The idea that fixing an imbalance in a cell could remove the issue of toxicity is exciting, Dr. Petsko says. Rather than attacking plaques — an approach he likens to traditional thinking about cancer treatment, in which clinicians hit the disease with the equivalent of a nuclear weapon — this approach opens up the possibility for thinking about this disease in a more subtle way. "Philosophically," Dr. Petsko says, "my colleagues and I feel this has real merit."

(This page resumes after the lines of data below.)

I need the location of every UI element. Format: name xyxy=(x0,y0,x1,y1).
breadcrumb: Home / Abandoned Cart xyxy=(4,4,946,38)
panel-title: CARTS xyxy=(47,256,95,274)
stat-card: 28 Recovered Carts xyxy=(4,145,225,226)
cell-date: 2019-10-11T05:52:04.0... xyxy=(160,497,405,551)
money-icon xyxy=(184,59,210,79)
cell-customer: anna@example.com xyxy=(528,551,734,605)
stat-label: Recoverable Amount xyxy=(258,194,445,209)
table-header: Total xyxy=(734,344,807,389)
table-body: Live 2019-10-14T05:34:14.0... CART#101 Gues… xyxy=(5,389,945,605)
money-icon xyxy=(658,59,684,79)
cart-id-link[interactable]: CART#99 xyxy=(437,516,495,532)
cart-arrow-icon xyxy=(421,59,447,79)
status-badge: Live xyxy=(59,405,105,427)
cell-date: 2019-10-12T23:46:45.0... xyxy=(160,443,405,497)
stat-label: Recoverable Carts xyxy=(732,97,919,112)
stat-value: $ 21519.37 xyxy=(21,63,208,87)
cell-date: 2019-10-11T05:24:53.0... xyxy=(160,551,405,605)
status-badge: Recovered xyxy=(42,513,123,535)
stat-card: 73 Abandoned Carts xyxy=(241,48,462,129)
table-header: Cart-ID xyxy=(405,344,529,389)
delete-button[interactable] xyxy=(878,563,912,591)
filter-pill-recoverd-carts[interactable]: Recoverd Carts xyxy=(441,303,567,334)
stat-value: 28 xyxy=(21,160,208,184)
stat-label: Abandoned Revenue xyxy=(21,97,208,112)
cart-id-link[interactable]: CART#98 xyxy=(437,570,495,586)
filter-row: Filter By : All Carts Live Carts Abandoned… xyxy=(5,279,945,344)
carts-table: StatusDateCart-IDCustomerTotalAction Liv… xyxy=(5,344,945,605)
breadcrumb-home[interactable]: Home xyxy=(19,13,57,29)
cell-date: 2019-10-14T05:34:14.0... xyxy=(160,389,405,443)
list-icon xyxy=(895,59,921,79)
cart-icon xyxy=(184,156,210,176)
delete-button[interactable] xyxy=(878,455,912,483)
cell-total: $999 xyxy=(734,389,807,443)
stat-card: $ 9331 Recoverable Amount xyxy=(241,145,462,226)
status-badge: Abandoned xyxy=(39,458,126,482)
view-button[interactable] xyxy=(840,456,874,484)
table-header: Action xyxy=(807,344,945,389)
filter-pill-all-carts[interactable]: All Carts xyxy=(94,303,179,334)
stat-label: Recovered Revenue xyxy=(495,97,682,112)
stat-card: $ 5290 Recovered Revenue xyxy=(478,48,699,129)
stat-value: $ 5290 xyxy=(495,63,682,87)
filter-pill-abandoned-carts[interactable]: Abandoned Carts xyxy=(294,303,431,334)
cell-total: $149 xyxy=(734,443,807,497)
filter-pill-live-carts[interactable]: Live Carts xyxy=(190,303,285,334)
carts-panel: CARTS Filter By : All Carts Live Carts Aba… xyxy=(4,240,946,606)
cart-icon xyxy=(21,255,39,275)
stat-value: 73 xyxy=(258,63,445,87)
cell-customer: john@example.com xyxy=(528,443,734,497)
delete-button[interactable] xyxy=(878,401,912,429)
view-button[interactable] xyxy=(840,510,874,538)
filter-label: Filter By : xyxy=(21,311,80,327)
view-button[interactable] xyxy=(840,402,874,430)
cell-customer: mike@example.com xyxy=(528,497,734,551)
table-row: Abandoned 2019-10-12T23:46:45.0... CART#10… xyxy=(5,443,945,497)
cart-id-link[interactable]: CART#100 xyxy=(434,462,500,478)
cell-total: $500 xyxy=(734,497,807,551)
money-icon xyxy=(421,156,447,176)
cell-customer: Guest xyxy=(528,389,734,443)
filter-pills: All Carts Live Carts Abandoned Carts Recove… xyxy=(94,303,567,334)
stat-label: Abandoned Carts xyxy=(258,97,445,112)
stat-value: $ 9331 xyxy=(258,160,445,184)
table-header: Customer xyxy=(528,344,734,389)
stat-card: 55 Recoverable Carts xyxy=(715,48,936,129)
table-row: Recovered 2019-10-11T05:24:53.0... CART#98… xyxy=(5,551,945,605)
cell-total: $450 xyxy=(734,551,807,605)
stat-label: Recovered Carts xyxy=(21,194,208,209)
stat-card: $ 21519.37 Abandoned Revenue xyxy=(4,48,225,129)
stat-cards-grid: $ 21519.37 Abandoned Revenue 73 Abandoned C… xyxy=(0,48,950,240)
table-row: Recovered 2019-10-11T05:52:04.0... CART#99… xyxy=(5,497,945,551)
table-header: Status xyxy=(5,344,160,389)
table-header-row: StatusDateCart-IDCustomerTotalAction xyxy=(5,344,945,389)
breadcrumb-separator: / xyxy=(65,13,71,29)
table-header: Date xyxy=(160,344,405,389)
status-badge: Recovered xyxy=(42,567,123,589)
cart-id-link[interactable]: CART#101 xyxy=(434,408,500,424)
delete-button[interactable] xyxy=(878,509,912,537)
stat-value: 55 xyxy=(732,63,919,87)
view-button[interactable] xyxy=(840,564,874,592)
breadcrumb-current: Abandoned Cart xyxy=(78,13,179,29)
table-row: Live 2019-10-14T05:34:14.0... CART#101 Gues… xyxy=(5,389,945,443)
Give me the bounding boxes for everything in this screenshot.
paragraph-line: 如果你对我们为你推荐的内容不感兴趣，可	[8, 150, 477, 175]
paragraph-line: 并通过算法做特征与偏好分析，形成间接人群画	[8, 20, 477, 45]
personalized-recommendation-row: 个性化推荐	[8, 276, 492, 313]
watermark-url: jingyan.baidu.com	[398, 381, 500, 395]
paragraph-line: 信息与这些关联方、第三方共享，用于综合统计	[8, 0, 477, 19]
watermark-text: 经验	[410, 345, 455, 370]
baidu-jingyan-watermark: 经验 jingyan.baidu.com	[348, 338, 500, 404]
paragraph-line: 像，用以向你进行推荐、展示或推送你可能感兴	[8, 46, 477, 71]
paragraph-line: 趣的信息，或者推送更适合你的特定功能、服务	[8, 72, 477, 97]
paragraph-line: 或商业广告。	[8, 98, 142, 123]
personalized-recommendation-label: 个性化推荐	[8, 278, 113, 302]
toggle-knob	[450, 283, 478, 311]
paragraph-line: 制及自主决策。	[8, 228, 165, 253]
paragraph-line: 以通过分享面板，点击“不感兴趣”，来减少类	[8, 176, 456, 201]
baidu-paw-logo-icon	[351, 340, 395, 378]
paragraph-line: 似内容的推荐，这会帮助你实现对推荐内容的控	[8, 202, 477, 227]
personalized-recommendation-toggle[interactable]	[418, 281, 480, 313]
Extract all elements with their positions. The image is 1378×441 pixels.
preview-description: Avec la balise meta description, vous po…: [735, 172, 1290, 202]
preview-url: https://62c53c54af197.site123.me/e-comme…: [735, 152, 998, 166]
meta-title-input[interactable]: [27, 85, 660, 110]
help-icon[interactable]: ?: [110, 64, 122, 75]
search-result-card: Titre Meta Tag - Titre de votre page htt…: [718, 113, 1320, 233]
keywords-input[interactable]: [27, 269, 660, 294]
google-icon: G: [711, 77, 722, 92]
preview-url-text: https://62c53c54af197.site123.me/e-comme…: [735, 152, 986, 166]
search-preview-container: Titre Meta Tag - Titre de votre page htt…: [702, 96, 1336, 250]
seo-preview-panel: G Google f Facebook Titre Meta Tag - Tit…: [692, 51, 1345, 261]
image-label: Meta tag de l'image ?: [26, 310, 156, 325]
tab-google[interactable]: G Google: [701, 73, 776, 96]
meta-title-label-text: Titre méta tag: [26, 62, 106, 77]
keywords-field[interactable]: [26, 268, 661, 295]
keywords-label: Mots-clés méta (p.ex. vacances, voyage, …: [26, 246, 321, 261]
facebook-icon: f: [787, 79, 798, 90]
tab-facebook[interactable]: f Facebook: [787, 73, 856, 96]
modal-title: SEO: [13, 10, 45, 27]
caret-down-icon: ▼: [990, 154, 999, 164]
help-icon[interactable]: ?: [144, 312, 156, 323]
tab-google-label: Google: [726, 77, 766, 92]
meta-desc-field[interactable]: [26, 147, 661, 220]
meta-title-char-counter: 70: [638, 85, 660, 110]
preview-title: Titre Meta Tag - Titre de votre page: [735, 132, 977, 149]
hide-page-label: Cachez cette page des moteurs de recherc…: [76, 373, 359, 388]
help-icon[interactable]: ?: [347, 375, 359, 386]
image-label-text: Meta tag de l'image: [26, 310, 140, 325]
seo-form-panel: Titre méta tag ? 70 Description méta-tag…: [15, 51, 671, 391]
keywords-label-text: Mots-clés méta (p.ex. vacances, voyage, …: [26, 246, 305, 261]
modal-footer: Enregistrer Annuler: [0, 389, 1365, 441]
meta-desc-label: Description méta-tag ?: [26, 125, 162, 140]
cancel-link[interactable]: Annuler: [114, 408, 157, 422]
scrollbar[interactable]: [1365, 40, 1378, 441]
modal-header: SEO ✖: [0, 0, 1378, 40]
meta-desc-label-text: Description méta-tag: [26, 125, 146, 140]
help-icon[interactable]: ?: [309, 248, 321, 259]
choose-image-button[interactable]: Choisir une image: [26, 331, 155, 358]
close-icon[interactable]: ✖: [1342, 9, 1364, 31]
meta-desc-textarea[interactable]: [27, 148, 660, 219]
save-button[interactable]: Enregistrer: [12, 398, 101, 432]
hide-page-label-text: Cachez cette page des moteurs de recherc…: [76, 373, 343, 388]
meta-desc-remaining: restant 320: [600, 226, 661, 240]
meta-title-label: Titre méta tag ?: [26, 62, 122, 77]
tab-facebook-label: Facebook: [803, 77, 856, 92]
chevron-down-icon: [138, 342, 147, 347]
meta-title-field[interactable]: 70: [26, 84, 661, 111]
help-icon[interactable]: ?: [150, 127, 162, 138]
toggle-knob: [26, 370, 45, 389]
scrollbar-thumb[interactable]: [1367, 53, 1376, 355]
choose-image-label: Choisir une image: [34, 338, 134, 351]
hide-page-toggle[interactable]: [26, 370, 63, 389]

Dr. Petsko and his collaborators are now researching other conditions that may be affected by retromer levels, including lysosomal storage diseases — such as Sandhoff disease, a rare disorder in which neurons are destroyed — and osteoporosis. Retromer has already been shown to play a role in Parkinson's, and the team is currently seeking to identify the mechanism by which it does so. That effort holds considerable promise for drug discovery, as it's easier to design clinical trials for Parkinson's than Alzheimer's, given that the former is simpler to diagnose and has a well-defined progression. And until scientists determine how to prevent neurodegenerative diseases completely, Dr. Petsko says, the goal is to either stop them in their tracks or turn them into manageable chronic conditions. "Alzheimer's typically progresses over a 10- to 15-year period," he notes. "If it progressed over a 30-year period, it wouldn't be so much of an issue. To really win, we might not have to do much more than change things a little bit."
— Andrea Crawford
This story first appeared in Weill Cornell Medicine,Vol. 14, No. 1.